Ça rejoint la question de l’utilité des gens au chômage et cette obsession de le réduire. En fait, ce qui me sidère, c’est qu’on croit que dans chaque situation il y a une différente catégorie de personnes. La réalité c’est que la plupart d’entre nous, surtout ma génération (la génération y, aussi appelée millenials, nés entre les années 80 et le milieu des années 90) et la suivante, ont vécu toutes les situations possibles et imaginables. Je me prends comme exemple : depuis mes 16 ans et jusqu’à la fin de mes études littéraires j’ai eu des jobs saisonniers alimentaires, tout en étant stagiaire non rémunérée pendant l’année (sauf une fois, coucou Jigal Polar ! Merci pour les sous). Ensuite, j’ai enchaîné CDD de 2 mois, CDI pendant 13 mois, rupture conventionnelle, chômage pendant 9 mois, CDI pendant 2 ans et demi, rupture conventionnelle, chômage pendant plus de 2 ans (pendant lesquels j’ai beaucoup travaillé bénévolement, du coup. C’était de 2019 à 2021 donc y a eu tous les confinements et les contraintes de vie qui allaient avec). Après je suis partie en formation pour devenir agricultrice : le BPREA, pendant 9 mois. Au milieu de la formation j’avais épuisé mes droits chômage donc j’ai demandé le RSA (ah oui voilà, le RSA pour les gens qui font des formations longues, ça a du sens non ?). Une fois diplômée j’ai pris le statut d’aide familiale sur la ferme, parce que je devais attendre d’avoir fini mon PPP (parcours à l’installation) pour pouvoir m’installer sous peine de ne pas pouvoir toucher la DJA (aide à l’installation). Et depuis février 2023 je suis agricultrice à titre principal, donc ma propre patronne, associée avec mon père.

Je suis donc passée par toutes les phases possibles, et quand un vieux me sort « ah ça fait plaisir de voir un jeune (oui, ils féminisent rarement les vieux , même quand ils ont une femme en face d’eux) qui travaille, c’est pas comme tous ces fainéants qui profitent des aides sociales ! » hé ben je lui réponds « Mais Raymond, moi j’ai fait 3 ans de chômage dans ma vie ! Ceux qui bossent et ceux qui bossent pas, c’est les mêmes ! » et en général Raymond ne sait plus quoi dire car j’ai bouleversé sa vision du monde et ses certitudes.

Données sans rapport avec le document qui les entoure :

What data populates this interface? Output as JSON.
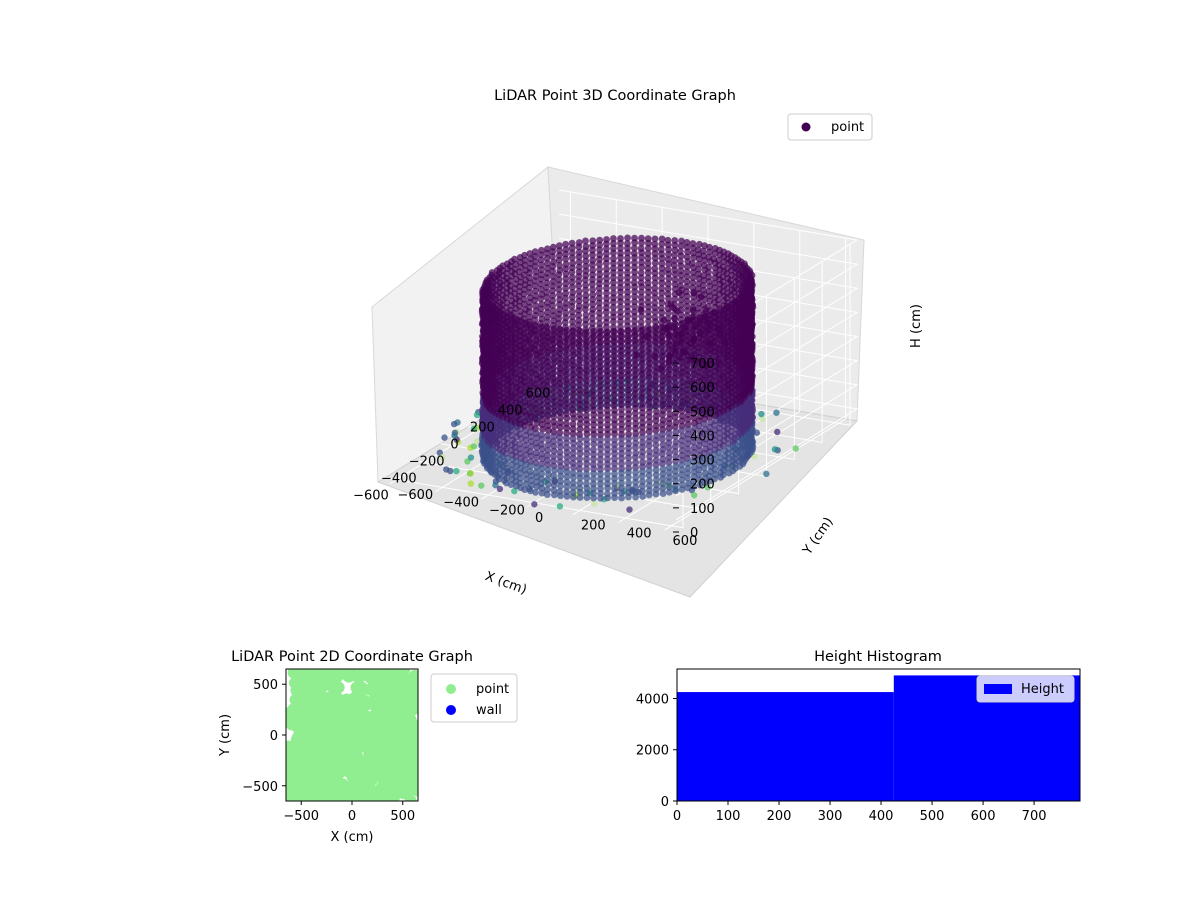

Donc pour résumer : partage du temps de travail, sans baisser les revenus. Pour cela, détruire le capitalisme financier, redistribuer les profits, rétablir l’ISF, restituer le service public, valoriser le temps de travail domestique et le bénévolat, arrêter de financer l’armement, augmenter le pouvoir d’achat pour ne pas avoir à baisser les prix des marchandises, sortir des marchés mondiaux, arrêter la spéculation sur les produits de base, mettre en place un revenu universel - ou revenu de base - du montant du SMIC, condamner l’évasion fiscale et celleux qui la pratiquent (en vrac). Et au passage on anéantit l’extrême droite et les fachos. Si ça vous dit, vous venez à la manif ?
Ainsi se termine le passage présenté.